1

1.5K 33 5
                                    

Senja di sore pantai itu, terlihat dua orang sejoli bergandeng tangan dengan kaki telanjang mereka. Menikmati sapuan ombak pada kaki bersih mereka. Pegangan mereka masih ketat satu sama lain, terdengar tawa mereka berdua. Lalu mereka berhenti, saling pandang satu sama lain dengan berlatar belakang matahari yang hendak kembali pulang ke malamnya.

“Sayang…” Panggil si tampan.

“Iya…” Jawab si manis.

“Coba panggil namaku!” Pinta si tampan.

“Doeve!” Ucap si manis mengabulkan permintaan si tampan, lantas si tampan tersenyum bahagia.

“Akhirnya sejak sekian lama, ada juga yang memanggil namaku. Terlebih lagi yang memanggil seperti itu adalah dirimu, sayangku!” Kata si tampan yang bernama Doeve. Si manis mendengus.

“Tentu saja, mana ada yang berani memanggilmu seperti itu? Aku berani melakukannya karena disini tidak ada siapapun selain kita, pengawalmu berada jauh di-bibir pantai-sana.” Doeve tertawa.

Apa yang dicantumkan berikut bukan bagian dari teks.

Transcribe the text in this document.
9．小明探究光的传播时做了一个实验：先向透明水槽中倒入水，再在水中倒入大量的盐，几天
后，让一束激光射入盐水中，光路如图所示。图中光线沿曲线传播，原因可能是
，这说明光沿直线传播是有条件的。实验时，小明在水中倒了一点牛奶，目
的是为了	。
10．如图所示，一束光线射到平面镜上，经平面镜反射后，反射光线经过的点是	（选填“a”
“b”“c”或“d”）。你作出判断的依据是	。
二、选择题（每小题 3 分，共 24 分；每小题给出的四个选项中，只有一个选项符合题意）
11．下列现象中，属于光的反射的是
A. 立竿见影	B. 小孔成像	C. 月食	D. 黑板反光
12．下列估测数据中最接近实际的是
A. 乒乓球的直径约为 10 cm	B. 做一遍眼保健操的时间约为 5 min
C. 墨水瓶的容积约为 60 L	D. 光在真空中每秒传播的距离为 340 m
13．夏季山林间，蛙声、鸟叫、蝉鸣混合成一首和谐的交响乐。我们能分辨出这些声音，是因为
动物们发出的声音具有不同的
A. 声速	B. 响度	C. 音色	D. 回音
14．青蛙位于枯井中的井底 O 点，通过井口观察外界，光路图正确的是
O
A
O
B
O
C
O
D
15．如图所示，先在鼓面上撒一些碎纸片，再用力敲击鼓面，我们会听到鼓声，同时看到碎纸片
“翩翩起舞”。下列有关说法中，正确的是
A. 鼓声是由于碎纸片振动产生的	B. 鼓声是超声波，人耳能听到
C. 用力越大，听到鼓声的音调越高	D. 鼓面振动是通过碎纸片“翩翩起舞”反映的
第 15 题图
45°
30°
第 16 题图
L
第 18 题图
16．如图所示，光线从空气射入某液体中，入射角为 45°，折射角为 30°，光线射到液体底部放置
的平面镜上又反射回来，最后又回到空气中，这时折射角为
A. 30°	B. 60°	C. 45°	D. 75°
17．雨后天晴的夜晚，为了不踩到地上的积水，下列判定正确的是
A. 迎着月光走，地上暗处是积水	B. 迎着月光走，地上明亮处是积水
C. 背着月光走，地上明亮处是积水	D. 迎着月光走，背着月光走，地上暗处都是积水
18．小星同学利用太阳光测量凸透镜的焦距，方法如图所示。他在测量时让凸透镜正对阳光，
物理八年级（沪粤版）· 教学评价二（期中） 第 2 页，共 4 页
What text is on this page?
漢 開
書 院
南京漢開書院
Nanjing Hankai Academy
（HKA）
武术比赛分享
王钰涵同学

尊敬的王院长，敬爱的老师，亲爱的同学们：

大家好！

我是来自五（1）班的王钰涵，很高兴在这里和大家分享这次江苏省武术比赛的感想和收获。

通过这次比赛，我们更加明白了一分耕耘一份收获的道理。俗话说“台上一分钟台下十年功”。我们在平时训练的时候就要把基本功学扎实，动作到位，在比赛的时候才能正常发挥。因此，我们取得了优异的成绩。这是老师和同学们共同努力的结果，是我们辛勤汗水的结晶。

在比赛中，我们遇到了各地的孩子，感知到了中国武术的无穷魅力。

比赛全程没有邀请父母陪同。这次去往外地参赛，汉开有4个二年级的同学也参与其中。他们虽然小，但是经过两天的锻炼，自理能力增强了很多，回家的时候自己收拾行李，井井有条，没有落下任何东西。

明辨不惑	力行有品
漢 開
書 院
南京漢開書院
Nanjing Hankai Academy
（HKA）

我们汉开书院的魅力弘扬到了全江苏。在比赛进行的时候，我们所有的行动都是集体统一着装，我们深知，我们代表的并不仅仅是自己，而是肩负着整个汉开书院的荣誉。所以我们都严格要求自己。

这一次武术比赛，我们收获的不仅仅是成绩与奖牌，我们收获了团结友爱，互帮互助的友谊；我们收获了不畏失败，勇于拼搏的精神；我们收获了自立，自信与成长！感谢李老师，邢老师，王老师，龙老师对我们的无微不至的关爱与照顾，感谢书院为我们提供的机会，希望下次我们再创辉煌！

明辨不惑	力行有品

“Karena jika ada yang berani memanggilmu seperti itu, berarti itu adalah sebuah pengkhianatan, dan pasti mereka akan dipenggal. Bahkan aku berani bertaruh kalau orang tuamu masih ada, pasti mereka juga akan memanggilmu seperti itu.” Tawa Doeve semakin keras. Memang benar, siapa yang akan berani memanggil nama seorang raja tanpa embel-embel yang mulia. Bias dipastikan mereka akan tinggal nama seketika itu juga, jika mereka memang berani.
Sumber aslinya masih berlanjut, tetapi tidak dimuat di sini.